And now the Kveller Rabbi weighs in on what is most likely the most contentious issue on the calendar: Can you do both? Can one family celebrate Christmas and Hanukkah?
It is not a neutral issue. People on both sides feel passionately. The question with which most families struggle, though, is not an interfaith one. It is an inter-cultural one. Or, as I have heard in some circles, an interfaithless one–because theological belief is not what is getting Kveller readers hot under the collar.
As Melissa Cohen herself points out in yesterday’s piece, The Interfaith Message Is Wrong, she doesn’t feel as though her family is an interfaith one. And technically, they are not. Melissa and her two oldest children converted to Judaism. They are, as she says, “an ‘interculture’ family.” Later in the piece, in fact, Melissa lists a number of cultural behaviors that are important to her family’s story.
And that is what is going on the majority of homes where holidays from two theologically-opposed faith traditions are celebrated. The cultural trappings are the focus of these celebrations rather than the theologies.
What do I mean?
A home where the birth of the Son of God, who is also considered to be the Messiah, is celebrated incongruous with the celebration of a religious minority’s right of self-determination–a religion that, by the way, staunchly rejects the notion of Divine incarnation as well as the belief that the Messiah has already arrived.
In other words, it does not make any sense. And here is where I would say that to attempt to rear children with two mutually exclusive theologies is wrong. One cannot simultaneously believe in the one God who remains beyond any physical limitations and one who once walked the earth and will return again at some future time.
A home decked with sparkling lights, wreaths, and holly, where a tree is trimmed with sentimental ornaments, standing next to the menorah that is lit before the family eats latkes and plays dreidels, is one that has incorporated the seasonal expressions that symbolize the winter holidays of the Christian and Jewish cultures.
That syncretism IS possible. It is not the choice that I would make–and on a visceral level, it is not one with which many are comfortable. But that does not make it impossible.

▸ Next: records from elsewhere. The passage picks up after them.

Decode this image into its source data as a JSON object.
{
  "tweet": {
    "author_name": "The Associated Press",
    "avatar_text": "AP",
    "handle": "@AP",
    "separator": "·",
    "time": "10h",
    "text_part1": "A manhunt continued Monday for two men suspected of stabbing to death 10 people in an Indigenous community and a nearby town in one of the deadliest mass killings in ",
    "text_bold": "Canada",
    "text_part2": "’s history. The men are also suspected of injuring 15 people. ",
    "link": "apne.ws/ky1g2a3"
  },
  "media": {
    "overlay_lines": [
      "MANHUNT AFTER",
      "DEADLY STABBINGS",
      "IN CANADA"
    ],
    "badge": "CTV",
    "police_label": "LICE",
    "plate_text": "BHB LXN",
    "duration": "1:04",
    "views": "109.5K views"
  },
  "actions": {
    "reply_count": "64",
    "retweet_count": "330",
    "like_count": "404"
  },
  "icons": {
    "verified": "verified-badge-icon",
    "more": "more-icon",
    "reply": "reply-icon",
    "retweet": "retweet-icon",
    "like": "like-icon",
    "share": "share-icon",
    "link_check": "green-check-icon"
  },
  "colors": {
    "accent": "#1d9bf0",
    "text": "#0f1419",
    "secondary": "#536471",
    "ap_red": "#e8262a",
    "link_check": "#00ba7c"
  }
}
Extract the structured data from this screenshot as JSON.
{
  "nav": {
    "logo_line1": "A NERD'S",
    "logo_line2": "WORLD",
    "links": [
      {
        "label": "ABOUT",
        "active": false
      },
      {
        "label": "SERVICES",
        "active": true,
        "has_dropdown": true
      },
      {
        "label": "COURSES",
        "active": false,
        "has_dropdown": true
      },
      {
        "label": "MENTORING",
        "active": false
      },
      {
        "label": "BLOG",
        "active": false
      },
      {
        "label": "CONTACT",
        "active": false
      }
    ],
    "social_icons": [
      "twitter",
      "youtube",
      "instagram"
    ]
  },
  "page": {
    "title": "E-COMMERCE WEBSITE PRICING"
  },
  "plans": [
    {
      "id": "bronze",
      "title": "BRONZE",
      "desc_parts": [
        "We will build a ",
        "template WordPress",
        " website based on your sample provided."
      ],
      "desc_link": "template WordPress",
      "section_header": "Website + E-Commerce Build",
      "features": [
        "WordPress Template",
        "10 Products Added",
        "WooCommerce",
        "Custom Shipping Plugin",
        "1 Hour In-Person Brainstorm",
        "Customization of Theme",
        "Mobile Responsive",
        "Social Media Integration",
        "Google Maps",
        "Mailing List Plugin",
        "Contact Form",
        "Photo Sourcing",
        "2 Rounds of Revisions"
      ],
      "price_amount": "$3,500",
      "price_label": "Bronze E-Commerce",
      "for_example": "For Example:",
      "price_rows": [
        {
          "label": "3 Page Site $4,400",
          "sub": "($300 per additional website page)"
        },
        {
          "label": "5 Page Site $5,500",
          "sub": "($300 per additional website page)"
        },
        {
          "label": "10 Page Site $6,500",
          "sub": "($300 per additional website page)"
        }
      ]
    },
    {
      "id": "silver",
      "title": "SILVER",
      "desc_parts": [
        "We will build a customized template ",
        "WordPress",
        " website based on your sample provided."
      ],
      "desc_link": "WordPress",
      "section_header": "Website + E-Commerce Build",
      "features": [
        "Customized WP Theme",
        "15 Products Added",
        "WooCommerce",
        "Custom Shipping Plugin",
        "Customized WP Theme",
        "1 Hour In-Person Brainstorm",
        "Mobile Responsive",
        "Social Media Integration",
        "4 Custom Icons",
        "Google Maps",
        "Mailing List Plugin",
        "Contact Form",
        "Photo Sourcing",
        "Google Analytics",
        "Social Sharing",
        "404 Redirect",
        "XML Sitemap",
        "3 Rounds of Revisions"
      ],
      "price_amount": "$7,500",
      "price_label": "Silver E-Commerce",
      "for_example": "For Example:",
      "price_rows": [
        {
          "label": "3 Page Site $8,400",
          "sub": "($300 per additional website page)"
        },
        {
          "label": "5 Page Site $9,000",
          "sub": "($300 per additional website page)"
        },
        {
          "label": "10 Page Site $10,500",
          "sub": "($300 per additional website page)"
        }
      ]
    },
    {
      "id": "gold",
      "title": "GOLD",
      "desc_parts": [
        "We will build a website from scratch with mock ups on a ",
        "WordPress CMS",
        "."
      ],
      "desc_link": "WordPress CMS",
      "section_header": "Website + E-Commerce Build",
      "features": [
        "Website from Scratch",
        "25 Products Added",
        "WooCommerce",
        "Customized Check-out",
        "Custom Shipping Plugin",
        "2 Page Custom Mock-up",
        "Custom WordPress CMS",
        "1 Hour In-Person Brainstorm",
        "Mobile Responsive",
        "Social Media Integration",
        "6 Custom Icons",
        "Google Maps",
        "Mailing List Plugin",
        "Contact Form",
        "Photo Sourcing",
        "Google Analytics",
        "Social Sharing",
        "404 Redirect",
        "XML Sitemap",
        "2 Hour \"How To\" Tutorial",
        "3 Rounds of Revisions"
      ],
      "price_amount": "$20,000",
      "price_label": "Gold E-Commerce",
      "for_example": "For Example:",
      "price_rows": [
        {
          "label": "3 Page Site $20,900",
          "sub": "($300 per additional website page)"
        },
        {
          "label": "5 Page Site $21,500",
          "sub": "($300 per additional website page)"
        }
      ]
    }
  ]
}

When Christmas is stripped of its religiosity, as so many non-Jews have done with their own holy day, it becomes much more difficult to see this issue as a clear-cut one. After all, the Christmas tree does find its roots in pagan rituals dating back to the ancient Babylonians. So too do the wreath and lights date back before the birth of the historical Jesus.
Like all religions, Judaism included, the reappropriation of earlier practices is a common occurrence. Take, for example, the ritual of the breaking of the glass at a Jewish wedding. There are many lovely and meaningful explanations given for why a glass is broken at the end of the wedding ceremony. However, the practice of making a loud noise at happy occasions in order to frighten away evil spirits who were believed to gather at such events and cause trouble predates all of them. No one would dare suggest, though, that the breaking of the glass isn’t a Jewish ritual.
So, too, with the Christmas tree and other “seasonal” items. Though pagan in origin, the evergreen tree has come to symbolize the eternality of Jesus. The wreath represents the crown of thorns that was worn by Jesus. Even the holly berries escape the syncretism as they now stand for the rivulets of blood. What once was pagan, is now, for countless Christians, meaningful expressions of faith.
For many, nevertheless, the tree and all of its trimmings symbolize nothing more than the cultural message of a winter wonderland. When the sacred beliefs are removed from the celebrations and ritual items, it becomes much easier for two religious cultures to co-exist.
Is that wrong?
Not inherently.
However, we are being dishonest if we expect Judaism as a religion to be perpetuated when its core values and beliefs are dismantled. It cannot survive as a faith if it is observed exclusively as cultural behaviours. Just as Melissa’s kids are “proud descendants of Irish, Scottish, and English colonists,” I wonder if they will one day regard themselves as being of Jewish descent. That is to say, it will be an interesting fact about who their relatives were and might explain why they eat certain foods or do certain things. But absent of faith, will it be enough to sustain them?